Frank Bruni in The New York Times:
Making light of so much bloodshed, Cruz told Iowans the story of a Texas woman who was pulled over by a police officer. She supposedly informed the officer that she had a Glock affixed to her hip, a .38 revolver in one boot, a single-shot derringer in the other and a double-barrel shotgun under the seat. “Goodness gracious,” the officer said. “What on earth are you afraid of?” “Not a dang thing,” the woman responded. Cruz is unsettling enough in isolation, but it’s the combination of him and Trump that really galls. And it galls not just Democrats but other Republicans. “At some point, we have to deal with the fact that there are at least two candidates who could utterly destroy the Republican bench for a generation if they became the nominee,” Josh Holmes, a former chief of staff to the Senate majority leader, Mitch McConnell, told Politico’s Alex Isenstadt recently. In the current issue of Time magazine, David Von Drehle put it this way: “The G.O.P. has awakened less than a month from the Iowa caucuses and the New Hampshire primary to find itself in bed between a bombshell and a kamikaze.” It’s a king-size bed, and they’re all under an eiderdown of obnoxiousness. From the moment Trump announced his candidacy, he chose a potty mouth over a silver tongue, and a shocking number of Americans thrilled to that, regarding crudeness as the greatest form of candor. From the moment Cruz arrived in the United States Senate, he chose tirades over teamwork, becoming “so unpopular that at one point not a single Republican senator would support his demand for a roll-call vote,” The Times’s Jennifer Steinhauer wrote last month, adding that he was left “standing on the Senate floor like a man with bird flu, everyone scattering to avoid him.”

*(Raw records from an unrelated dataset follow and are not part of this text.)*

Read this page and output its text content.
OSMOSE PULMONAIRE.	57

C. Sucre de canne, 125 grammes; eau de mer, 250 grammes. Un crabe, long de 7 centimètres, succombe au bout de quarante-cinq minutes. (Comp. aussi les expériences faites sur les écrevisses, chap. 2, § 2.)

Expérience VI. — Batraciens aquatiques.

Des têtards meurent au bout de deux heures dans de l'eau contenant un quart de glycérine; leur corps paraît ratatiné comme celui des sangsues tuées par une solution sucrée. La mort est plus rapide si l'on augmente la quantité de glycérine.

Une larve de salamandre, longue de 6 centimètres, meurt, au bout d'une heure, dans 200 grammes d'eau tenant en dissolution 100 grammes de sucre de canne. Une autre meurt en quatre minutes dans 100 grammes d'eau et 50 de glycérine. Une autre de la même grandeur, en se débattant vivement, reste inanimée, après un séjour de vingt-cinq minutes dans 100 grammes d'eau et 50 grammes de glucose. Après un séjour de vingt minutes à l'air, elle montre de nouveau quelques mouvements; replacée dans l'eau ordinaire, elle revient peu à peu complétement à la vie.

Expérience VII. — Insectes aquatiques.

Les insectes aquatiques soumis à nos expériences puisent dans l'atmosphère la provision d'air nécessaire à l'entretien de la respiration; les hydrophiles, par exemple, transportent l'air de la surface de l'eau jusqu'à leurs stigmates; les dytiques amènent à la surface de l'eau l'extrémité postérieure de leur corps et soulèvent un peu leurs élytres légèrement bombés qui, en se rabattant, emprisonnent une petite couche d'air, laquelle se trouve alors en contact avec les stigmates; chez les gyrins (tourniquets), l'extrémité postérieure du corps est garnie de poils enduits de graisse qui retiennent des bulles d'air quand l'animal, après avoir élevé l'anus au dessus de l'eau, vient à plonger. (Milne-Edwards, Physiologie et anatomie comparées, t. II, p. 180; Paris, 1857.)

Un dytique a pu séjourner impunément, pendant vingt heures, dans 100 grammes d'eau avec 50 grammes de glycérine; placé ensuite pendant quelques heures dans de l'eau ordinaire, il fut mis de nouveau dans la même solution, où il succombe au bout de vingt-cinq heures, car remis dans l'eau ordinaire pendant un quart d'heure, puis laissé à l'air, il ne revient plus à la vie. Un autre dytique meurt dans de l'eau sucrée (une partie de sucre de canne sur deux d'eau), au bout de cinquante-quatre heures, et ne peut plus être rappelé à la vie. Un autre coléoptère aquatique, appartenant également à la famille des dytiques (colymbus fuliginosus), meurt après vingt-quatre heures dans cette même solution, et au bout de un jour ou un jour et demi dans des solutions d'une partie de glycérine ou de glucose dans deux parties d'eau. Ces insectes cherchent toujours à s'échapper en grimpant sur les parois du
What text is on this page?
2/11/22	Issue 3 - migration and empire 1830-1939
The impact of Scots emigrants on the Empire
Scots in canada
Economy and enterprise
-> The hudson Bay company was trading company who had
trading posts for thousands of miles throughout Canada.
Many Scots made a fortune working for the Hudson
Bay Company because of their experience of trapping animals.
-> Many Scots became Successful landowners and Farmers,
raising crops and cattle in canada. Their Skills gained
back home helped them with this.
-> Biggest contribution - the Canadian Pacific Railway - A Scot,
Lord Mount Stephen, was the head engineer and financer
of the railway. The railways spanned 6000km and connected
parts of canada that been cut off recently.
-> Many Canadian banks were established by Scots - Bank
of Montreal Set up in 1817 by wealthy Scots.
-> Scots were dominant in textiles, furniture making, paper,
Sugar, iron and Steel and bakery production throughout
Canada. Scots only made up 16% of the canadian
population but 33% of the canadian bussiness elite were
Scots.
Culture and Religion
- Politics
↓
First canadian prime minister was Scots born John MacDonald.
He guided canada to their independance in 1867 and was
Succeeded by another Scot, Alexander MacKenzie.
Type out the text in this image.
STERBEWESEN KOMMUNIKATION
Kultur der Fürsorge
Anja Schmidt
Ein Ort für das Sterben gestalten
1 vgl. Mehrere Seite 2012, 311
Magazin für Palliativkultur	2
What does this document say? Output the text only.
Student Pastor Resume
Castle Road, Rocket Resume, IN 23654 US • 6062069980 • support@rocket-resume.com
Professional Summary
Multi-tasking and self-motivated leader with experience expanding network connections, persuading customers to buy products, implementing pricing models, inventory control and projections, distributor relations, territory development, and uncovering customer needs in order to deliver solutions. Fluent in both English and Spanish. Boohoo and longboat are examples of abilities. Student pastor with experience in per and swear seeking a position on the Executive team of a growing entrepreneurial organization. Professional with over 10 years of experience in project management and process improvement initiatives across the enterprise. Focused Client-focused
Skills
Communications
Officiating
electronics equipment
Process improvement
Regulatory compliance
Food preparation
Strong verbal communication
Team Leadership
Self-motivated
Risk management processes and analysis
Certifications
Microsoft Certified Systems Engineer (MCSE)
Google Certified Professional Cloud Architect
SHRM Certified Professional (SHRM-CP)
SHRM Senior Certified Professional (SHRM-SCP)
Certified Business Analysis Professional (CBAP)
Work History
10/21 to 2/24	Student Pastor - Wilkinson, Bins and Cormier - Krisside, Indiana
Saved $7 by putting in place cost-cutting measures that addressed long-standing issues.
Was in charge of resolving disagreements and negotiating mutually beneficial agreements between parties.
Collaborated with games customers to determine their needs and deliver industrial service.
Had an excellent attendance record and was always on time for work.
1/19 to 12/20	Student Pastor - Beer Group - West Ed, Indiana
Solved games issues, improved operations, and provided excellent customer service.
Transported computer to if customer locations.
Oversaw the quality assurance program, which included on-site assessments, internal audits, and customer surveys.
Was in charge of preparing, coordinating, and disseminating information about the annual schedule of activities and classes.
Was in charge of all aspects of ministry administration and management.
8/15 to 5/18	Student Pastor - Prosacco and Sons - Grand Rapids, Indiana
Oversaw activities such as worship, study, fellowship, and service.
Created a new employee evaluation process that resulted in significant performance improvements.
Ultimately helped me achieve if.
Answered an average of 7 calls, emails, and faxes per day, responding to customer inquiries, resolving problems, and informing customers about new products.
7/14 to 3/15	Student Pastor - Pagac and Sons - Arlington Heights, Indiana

But what repelled Republican senators is somehow beckoning Republican voters: In a Gallup survey released on Friday, 61 percent of them said that they had a favorable impression of him, while only 16 percent said that they had an unfavorable one, giving him a “net favorable” rating of plus 45, the best in the Republican field. I guess bird flu is the new catnip. Many analysts explain all of this in terms of a potent anger among Americans. They say Trump and Cruz lend voice to it. But that’s not exactly right. Anger can have a noble dimension — as a response to injustice, as the grist for change — and neither Trump nor Cruz projects much nobility or tries to, for that matter. They’re not so much angry as petulant, impudent. When Trump tells rivals on the debate stage that they’re ugly or unpopular and when he ridicules a journalist’s disability, he’s not being angry. He’s just being a jerk. And when he crows incessantly about his deal-making genius, his billions and his poll numbers, he’s not stoking constructive passions. He’s just stroking himself.